While Microsoft still leans heavily on the creativity and ingenuity of its Windows developers, a seemingly new mantra is developing under the new CEO of the company that reads a bit more like “Consolidate! Consolidate! Consolidate!” Microsoft CEO Satya Nadella has been making some sweeping changes that have fostered the idea that company is looking to streamline much of their software, services and hardware lineups.

Microsoft’s efforts to consolidate are permeating throughout the company and have made their way to its various speech services. According to a report from Mary Jo Foley over at ZDNet, Microsoft is taking the first steps to combine their various speech services under a single programmable API and development SDK.

Microsoft’s single SDK will help developers create speech experiences across services such as Office, Cortana, Bing, Microsoft Translate, Windows 10, HoloLens and Xbox (if they get serious about speech on the console, again).

Yesterday, Microsoft disclosed additional details about the consolidation of speech services, that were first acknolwedge during its developer conference last week.

“Microsoft has been invested in voice and speech for years. As you saw most recently at Build, we announced an important set of updates for the speech capabilities of Microsoft Cognitive Services – a new unified Speech service in preview. From a broader customer perspective, we’re listening to feedback and hearing people are increasingly wanting to use voice to engage with PCs so we’ll continue to test/deliver new experiences.
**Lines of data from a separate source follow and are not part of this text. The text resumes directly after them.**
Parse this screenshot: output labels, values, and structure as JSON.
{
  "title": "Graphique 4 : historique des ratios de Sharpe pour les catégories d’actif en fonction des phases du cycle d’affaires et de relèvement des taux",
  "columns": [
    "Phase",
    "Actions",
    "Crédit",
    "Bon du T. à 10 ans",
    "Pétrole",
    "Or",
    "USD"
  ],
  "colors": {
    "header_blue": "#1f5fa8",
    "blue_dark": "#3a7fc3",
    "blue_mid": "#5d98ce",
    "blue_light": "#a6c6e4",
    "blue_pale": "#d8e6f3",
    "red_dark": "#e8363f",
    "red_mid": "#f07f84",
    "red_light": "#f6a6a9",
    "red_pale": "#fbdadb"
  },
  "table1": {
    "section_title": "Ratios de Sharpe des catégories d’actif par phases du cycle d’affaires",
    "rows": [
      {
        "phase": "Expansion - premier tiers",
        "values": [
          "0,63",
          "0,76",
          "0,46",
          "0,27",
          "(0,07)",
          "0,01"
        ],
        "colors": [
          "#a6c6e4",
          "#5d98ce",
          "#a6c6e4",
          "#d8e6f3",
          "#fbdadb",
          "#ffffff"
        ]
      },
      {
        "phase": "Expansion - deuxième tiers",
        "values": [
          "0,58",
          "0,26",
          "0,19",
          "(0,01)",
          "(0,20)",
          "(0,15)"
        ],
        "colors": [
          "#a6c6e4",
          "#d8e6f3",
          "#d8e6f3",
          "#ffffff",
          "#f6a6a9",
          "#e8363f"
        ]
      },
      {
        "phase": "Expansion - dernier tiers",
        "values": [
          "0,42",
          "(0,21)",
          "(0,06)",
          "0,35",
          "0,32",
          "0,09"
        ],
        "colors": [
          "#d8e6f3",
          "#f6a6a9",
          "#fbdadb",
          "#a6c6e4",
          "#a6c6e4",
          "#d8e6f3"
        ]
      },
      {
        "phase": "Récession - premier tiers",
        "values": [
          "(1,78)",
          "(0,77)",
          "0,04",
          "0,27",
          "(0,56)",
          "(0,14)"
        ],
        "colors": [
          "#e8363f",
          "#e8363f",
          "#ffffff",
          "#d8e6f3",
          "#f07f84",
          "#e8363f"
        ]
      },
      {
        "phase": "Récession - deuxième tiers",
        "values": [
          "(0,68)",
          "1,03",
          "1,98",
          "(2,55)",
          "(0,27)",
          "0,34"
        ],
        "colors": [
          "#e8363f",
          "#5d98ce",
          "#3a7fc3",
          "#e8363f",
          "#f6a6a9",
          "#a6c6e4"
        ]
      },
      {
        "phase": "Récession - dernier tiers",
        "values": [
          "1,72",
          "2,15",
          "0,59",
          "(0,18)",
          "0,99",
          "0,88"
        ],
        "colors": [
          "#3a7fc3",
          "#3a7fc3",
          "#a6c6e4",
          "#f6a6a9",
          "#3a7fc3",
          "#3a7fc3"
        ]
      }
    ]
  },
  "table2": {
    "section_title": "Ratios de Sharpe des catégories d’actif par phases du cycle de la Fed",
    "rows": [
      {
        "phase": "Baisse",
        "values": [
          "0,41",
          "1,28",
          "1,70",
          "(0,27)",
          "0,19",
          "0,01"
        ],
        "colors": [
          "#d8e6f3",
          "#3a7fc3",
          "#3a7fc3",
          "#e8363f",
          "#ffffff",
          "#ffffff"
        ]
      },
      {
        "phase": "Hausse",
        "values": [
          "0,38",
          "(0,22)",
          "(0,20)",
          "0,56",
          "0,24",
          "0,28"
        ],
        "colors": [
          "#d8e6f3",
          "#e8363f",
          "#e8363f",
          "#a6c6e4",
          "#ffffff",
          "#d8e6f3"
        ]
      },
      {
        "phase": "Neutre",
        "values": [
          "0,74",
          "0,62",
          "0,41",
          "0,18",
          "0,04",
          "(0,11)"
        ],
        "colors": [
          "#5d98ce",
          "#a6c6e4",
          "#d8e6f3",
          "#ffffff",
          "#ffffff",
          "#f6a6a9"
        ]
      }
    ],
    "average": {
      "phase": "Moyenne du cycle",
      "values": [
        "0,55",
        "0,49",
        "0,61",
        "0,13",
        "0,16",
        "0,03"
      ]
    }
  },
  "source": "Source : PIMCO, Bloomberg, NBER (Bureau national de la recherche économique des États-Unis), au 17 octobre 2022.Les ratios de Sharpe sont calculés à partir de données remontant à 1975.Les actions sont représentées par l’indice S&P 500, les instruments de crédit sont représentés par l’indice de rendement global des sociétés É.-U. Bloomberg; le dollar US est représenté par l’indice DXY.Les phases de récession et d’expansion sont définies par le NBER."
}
Beyond this, we have nothing to share regarding details on future plans.”

Microsoft’s plans of consolidation are all encompassing and rather dense as the company wants its API and SDK to be accessible to all levels of developer skill, work online and offline, in hybrid or batch situations and range from open commands to more nueanced conversational interactions and available in 28 spoken languages.

Obviously, most of Microsoft’s more ambitious efforts are not yet ready for public consumption but there was a preview of its consolidate speech service efforts shown during Build 2018. The preview supports unsurprisingly, Windows but also Linux and Android at the moment with eventual support for iOS and macOS X somewhere down the line.

Aside from the preview, Microsoft plans to give its new API and SDK its first real world test as it moves its Translator App over to the new consolidate speech service SDK in an upcoming update with Office to follow at some point in the future as werll.

For developers, Microsoft believes it will have an SDK available within the “next few months” according to a spokesperson who chatted with Mary Jo.